Feng Shui literally translates as “wind-water” in English and is the Chinese art or practice of positioning objects or structures so as to harmonize with spiritual forces. It is based on a belief in patterns of Yin and Yang and the flow of energies (Chi) that have positive and negative effects. The practice commonly influences orientation, placement, or arrangement.

While we greet some principles of Feng Shui with skepticism, (the placement of a three-legged toad statue in the entry vestibule, for instance,) we admire others for their direct and understandable value to physical design. These beliefs typically relate to what seems healthy and sensible to us as architects. Orienting the bed to face south-east is a good example, as it has a clear relationship with a natural way to awake in harmony with nature.

Academics may take issue with our rudimentary understanding of Feng Shui, our selective use of its principles, or our tailored definition. This post is not intended to cover the philosophy of Feng Shui or address the complexity of the complete Feng Shui design process. For that, there are entire academic programs which deal with Feng Shui’s cryptic language. We don’t intend to find anyone’s Bagua (energy map of a house), determine anyone’s Feng Shui Birth Element or clarify your Kua Number (lucky direction). Today’s post is, rather, 10 simple principles of Feng Shui that we continue to encounter on our projects. These items are usually requested by savvy clients who are versed in the guidelines of Feng Shui. More often than not, we find that these 10 principles of Feng Shui dovetail nicely with Pacific Northwest modernism and the philosophy of Scandinavian design that have so heavily influenced our own thinking.

1. The ideal house proportion is square, followed by rectangular. These geometries make for highly functional relationships between interior spaces, energy efficient plans, and the application of practical building materials.

2. The front entry should be clean, unencumbered and well maintained. The entry area should be free of trash bins, yard tools and other distractions. House numbers should be clearly visible and preferably in a font like Century Gothic, Helvetica or Neutra (okay, we might have made up that last part). The entry area is the face of the house, you pass it several times each day and it is the first thing that greets visitors: it should be an area that evokes positive energy.


3. The quality of the entry door determines the quality of the energy entering the home. Ideally, doors should be solid and should open in.  The front door can become a feature of the home with the use of a bright color (red seems to be preferable).

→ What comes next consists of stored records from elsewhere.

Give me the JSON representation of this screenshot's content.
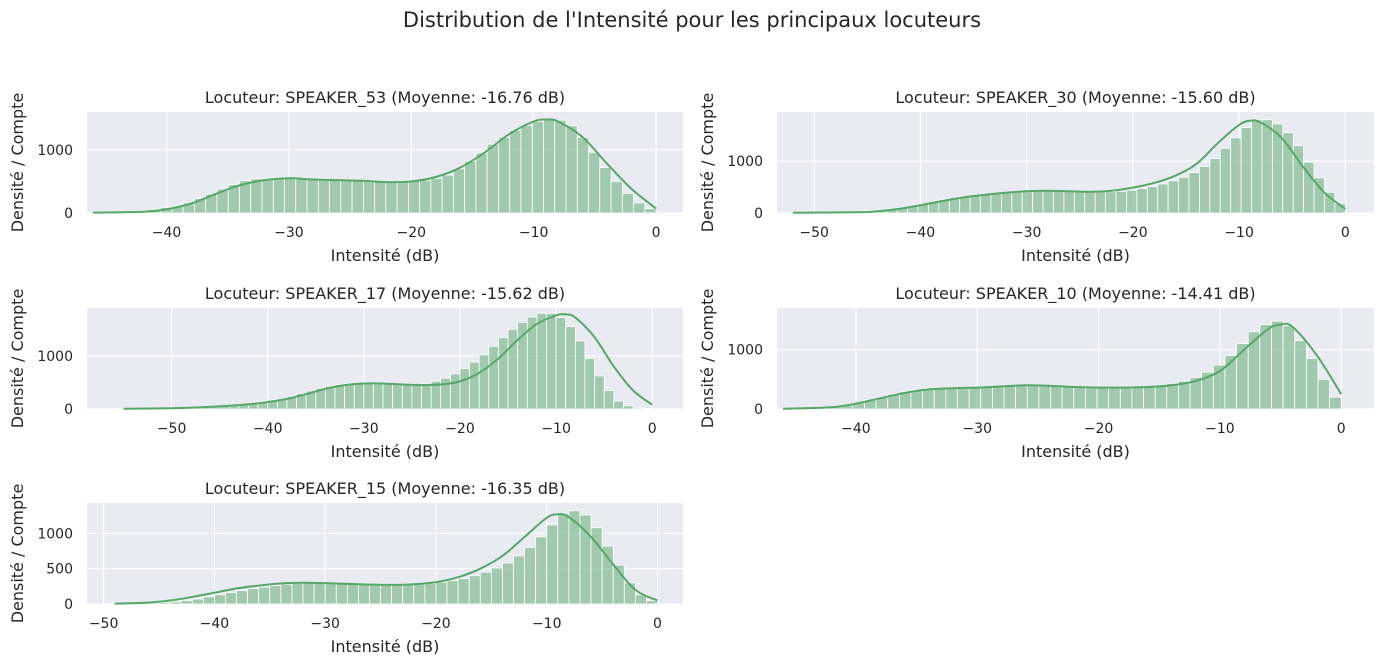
{
  "figure": {
    "title": "Distribution de l'Intensité pour les principaux locuteurs"
  },
  "style": {
    "axes_bg": "#eaeaf2",
    "grid_color": "#ffffff",
    "bar_fill": "#55a868",
    "bar_opacity": 0.5,
    "bar_edge": "#ffffff",
    "kde_color": "#55a868",
    "text_color": "#262626"
  },
  "chart_data": [
    {
      "type": "bar",
      "title": "Locuteur: SPEAKER_53 (Moyenne: -16.76 dB)",
      "xlabel": "Intensité (dB)",
      "ylabel": "Densité / Compte",
      "xlim": [
        -46.5,
        2.2
      ],
      "ylim": [
        0,
        1600
      ],
      "xticks": [
        -40,
        -30,
        -20,
        -10,
        0
      ],
      "yticks": [
        0,
        1000
      ],
      "grid": true,
      "bin_range": [
        -46,
        0
      ],
      "values": [
        5,
        10,
        15,
        25,
        40,
        60,
        85,
        110,
        160,
        230,
        300,
        380,
        450,
        510,
        540,
        550,
        560,
        555,
        540,
        535,
        520,
        515,
        520,
        510,
        500,
        490,
        485,
        490,
        505,
        520,
        550,
        600,
        700,
        820,
        950,
        1090,
        1200,
        1310,
        1390,
        1450,
        1480,
        1470,
        1380,
        1200,
        960,
        720,
        500,
        310,
        160,
        70
      ],
      "kde_x": [
        -46,
        -42,
        -40,
        -38,
        -36,
        -34,
        -32,
        -30,
        -28,
        -26,
        -24,
        -22,
        -20,
        -18,
        -16,
        -14,
        -12,
        -10,
        -9,
        -8,
        -6,
        -4,
        -2,
        0
      ],
      "kde_y": [
        5,
        20,
        60,
        150,
        300,
        440,
        520,
        550,
        530,
        520,
        510,
        490,
        500,
        570,
        720,
        960,
        1250,
        1450,
        1480,
        1450,
        1200,
        780,
        380,
        70
      ]
    },
    {
      "type": "bar",
      "title": "Locuteur: SPEAKER_30 (Moyenne: -15.60 dB)",
      "xlabel": "Intensité (dB)",
      "ylabel": "Densité / Compte",
      "xlim": [
        -53.5,
        2.7
      ],
      "ylim": [
        0,
        1950
      ],
      "xticks": [
        -50,
        -40,
        -30,
        -20,
        -10,
        0
      ],
      "yticks": [
        0,
        1000
      ],
      "grid": true,
      "bin_range": [
        -52,
        0
      ],
      "values": [
        5,
        8,
        10,
        12,
        15,
        20,
        30,
        45,
        60,
        80,
        110,
        140,
        180,
        220,
        260,
        290,
        320,
        340,
        360,
        375,
        390,
        400,
        410,
        420,
        425,
        430,
        430,
        425,
        420,
        410,
        410,
        420,
        440,
        470,
        510,
        560,
        620,
        690,
        780,
        900,
        1050,
        1250,
        1450,
        1650,
        1800,
        1800,
        1720,
        1550,
        1300,
        980,
        680,
        400,
        180
      ],
      "kde_x": [
        -52,
        -46,
        -44,
        -42,
        -40,
        -38,
        -36,
        -34,
        -32,
        -30,
        -28,
        -26,
        -24,
        -22,
        -20,
        -18,
        -16,
        -14,
        -12,
        -10,
        -9,
        -8,
        -6,
        -4,
        -2,
        0
      ],
      "kde_y": [
        5,
        15,
        35,
        80,
        150,
        230,
        300,
        350,
        390,
        420,
        430,
        420,
        410,
        430,
        490,
        580,
        720,
        950,
        1350,
        1700,
        1780,
        1750,
        1450,
        900,
        400,
        80
      ]
    },
    {
      "type": "bar",
      "title": "Locuteur: SPEAKER_17 (Moyenne: -15.62 dB)",
      "xlabel": "Intensité (dB)",
      "ylabel": "Densité / Compte",
      "xlim": [
        -58.8,
        3.2
      ],
      "ylim": [
        0,
        1900
      ],
      "xticks": [
        -50,
        -40,
        -30,
        -20,
        -10,
        0
      ],
      "yticks": [
        0,
        1000
      ],
      "grid": true,
      "bin_range": [
        -55,
        0
      ],
      "values": [
        5,
        8,
        10,
        12,
        15,
        18,
        22,
        28,
        35,
        45,
        60,
        75,
        95,
        115,
        140,
        170,
        200,
        240,
        290,
        340,
        390,
        430,
        460,
        480,
        490,
        490,
        480,
        470,
        460,
        455,
        460,
        480,
        520,
        580,
        660,
        760,
        880,
        1020,
        1180,
        1340,
        1500,
        1630,
        1730,
        1800,
        1800,
        1720,
        1550,
        1280,
        950,
        620,
        350,
        150,
        60,
        20,
        10
      ],
      "kde_x": [
        -55,
        -50,
        -46,
        -42,
        -40,
        -38,
        -36,
        -34,
        -32,
        -30,
        -28,
        -26,
        -24,
        -22,
        -20,
        -18,
        -16,
        -14,
        -12,
        -10,
        -9,
        -8,
        -6,
        -4,
        -2,
        0
      ],
      "kde_y": [
        5,
        15,
        40,
        90,
        130,
        190,
        280,
        380,
        450,
        480,
        480,
        460,
        450,
        460,
        520,
        680,
        950,
        1300,
        1600,
        1760,
        1780,
        1720,
        1350,
        800,
        350,
        80
      ]
    },
    {
      "type": "bar",
      "title": "Locuteur: SPEAKER_10 (Moyenne: -14.41 dB)",
      "xlabel": "Intensité (dB)",
      "ylabel": "Densité / Compte",
      "xlim": [
        -46.5,
        2.7
      ],
      "ylim": [
        0,
        1700
      ],
      "xticks": [
        -40,
        -30,
        -20,
        -10,
        0
      ],
      "yticks": [
        0,
        1000
      ],
      "grid": true,
      "bin_range": [
        -46,
        0
      ],
      "values": [
        5,
        10,
        15,
        20,
        30,
        60,
        100,
        150,
        200,
        250,
        290,
        320,
        340,
        350,
        350,
        360,
        360,
        370,
        380,
        390,
        400,
        400,
        390,
        380,
        370,
        360,
        350,
        350,
        355,
        360,
        370,
        380,
        400,
        430,
        470,
        530,
        620,
        740,
        900,
        1100,
        1300,
        1420,
        1480,
        1400,
        1150,
        850,
        500,
        200
      ],
      "kde_x": [
        -46,
        -42,
        -40,
        -38,
        -36,
        -34,
        -32,
        -30,
        -28,
        -26,
        -24,
        -22,
        -20,
        -18,
        -16,
        -14,
        -12,
        -10,
        -8,
        -6,
        -5,
        -4,
        -2,
        0
      ],
      "kde_y": [
        5,
        30,
        90,
        180,
        270,
        330,
        350,
        360,
        380,
        400,
        390,
        370,
        360,
        360,
        370,
        400,
        470,
        640,
        1000,
        1350,
        1420,
        1380,
        900,
        250
      ]
    },
    {
      "type": "bar",
      "title": "Locuteur: SPEAKER_15 (Moyenne: -16.35 dB)",
      "xlabel": "Intensité (dB)",
      "ylabel": "Densité / Compte",
      "xlim": [
        -51.5,
        2.3
      ],
      "ylim": [
        0,
        1430
      ],
      "xticks": [
        -50,
        -40,
        -30,
        -20,
        -10,
        0
      ],
      "yticks": [
        0,
        500,
        1000
      ],
      "grid": true,
      "bin_range": [
        -49,
        0
      ],
      "values": [
        5,
        8,
        10,
        15,
        20,
        30,
        50,
        70,
        100,
        130,
        160,
        190,
        220,
        240,
        260,
        280,
        290,
        300,
        300,
        295,
        290,
        285,
        280,
        275,
        270,
        270,
        275,
        280,
        290,
        310,
        330,
        360,
        400,
        450,
        510,
        580,
        680,
        800,
        950,
        1120,
        1280,
        1320,
        1260,
        1080,
        820,
        550,
        300,
        130,
        50
      ],
      "kde_x": [
        -49,
        -46,
        -44,
        -42,
        -40,
        -38,
        -36,
        -34,
        -32,
        -30,
        -28,
        -26,
        -24,
        -22,
        -20,
        -18,
        -16,
        -14,
        -12,
        -10,
        -9,
        -8,
        -6,
        -4,
        -2,
        0
      ],
      "kde_y": [
        5,
        20,
        50,
        100,
        160,
        220,
        260,
        290,
        300,
        295,
        285,
        275,
        270,
        280,
        310,
        380,
        500,
        680,
        950,
        1220,
        1270,
        1230,
        950,
        560,
        200,
        50
      ]
    }
  ]
}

4. Areas of rest should be kept separate from areas of work. A home office should be distinct from living or sleeping areas. Physical and/or psychological design elements should be strategically located to separate places of rest from places of work.

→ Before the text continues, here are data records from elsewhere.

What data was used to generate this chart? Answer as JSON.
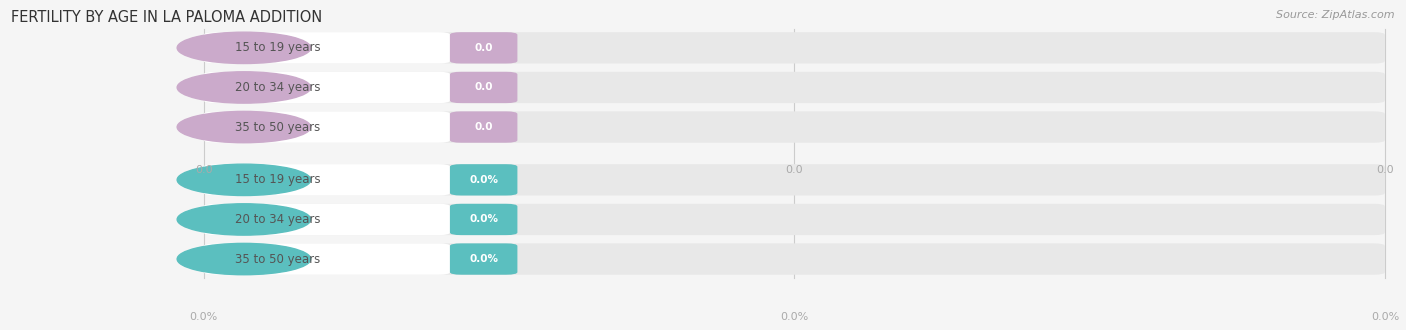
{
  "title": "FERTILITY BY AGE IN LA PALOMA ADDITION",
  "source": "Source: ZipAtlas.com",
  "sections": [
    {
      "categories": [
        "15 to 19 years",
        "20 to 34 years",
        "35 to 50 years"
      ],
      "values": [
        0.0,
        0.0,
        0.0
      ],
      "bar_color": "#cbaacb",
      "circle_color": "#cbaacb",
      "unit": "",
      "tick_fmt": "0.0"
    },
    {
      "categories": [
        "15 to 19 years",
        "20 to 34 years",
        "35 to 50 years"
      ],
      "values": [
        0.0,
        0.0,
        0.0
      ],
      "bar_color": "#5bbfbf",
      "circle_color": "#5bbfbf",
      "unit": "%",
      "tick_fmt": "0.0%"
    }
  ],
  "background_color": "#f5f5f5",
  "bar_bg_color": "#e8e8e8",
  "label_text_color": "#555555",
  "value_text_color": "#ffffff",
  "tick_label_color": "#aaaaaa",
  "title_color": "#333333",
  "source_color": "#999999",
  "grid_color": "#cccccc",
  "fig_width": 14.06,
  "fig_height": 3.3,
  "dpi": 100
}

5. There should be a place for everything to be stored and rooms should be clutter free. Clutter in the home restricts the flow of positive energy and results in cluttered thinking. A tidy, well organized home fosters a calm and relaxed environment.

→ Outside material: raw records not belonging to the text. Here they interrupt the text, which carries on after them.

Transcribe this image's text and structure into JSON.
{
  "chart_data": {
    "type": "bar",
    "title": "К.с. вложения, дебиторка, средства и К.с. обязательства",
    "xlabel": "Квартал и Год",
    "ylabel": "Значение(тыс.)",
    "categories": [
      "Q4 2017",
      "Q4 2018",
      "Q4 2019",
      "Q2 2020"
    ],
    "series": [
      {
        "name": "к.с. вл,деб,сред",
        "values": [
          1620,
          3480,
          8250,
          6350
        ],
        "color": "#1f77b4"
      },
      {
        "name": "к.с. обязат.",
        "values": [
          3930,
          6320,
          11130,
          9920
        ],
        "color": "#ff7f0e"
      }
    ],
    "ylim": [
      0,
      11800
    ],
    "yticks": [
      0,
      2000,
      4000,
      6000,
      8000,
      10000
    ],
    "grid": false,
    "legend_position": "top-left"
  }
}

6. Get rid of unused items. As a simple matter of home maintenance, items that are unused evoke bad energy and should be removed. That old [fill in the blank item in your garage] that you keep thinking that you’re going to fix up (but never do) is messing up your Chi.


7. Promote natural ventilation and an abundance of daylight inside the house. Large floor to ceiling windows maintain a maximum amount of natural daylight while operable windows in the right locations allow for excellent natural ventilation.

8. Beds should face south-east so that the process of sleeping and waking are in harmony with nature. While the fundamentals of Feng Shui link the direction of the bed with your Kua number and what you are trying to achieve in life (wealth, love, happiness,) we find that most people simply enjoy waking up with the sun.


9. Avoid sharp corners or protruding objects pointing toward areas of rest. This includes beds, the dining room table, the sofa, etc. Designing with simple squares and rectangles typically compliments this principle (see #1).

10. The center of a house should be empty to let the energy circulate properly. This works well with the circulation of a house and it allows common areas to share common square footage.

Feel free to add your own thoughts or modifications. And, as always, we’re open to criticism (although we may point a three-legged toad statue in your general direction for doing so).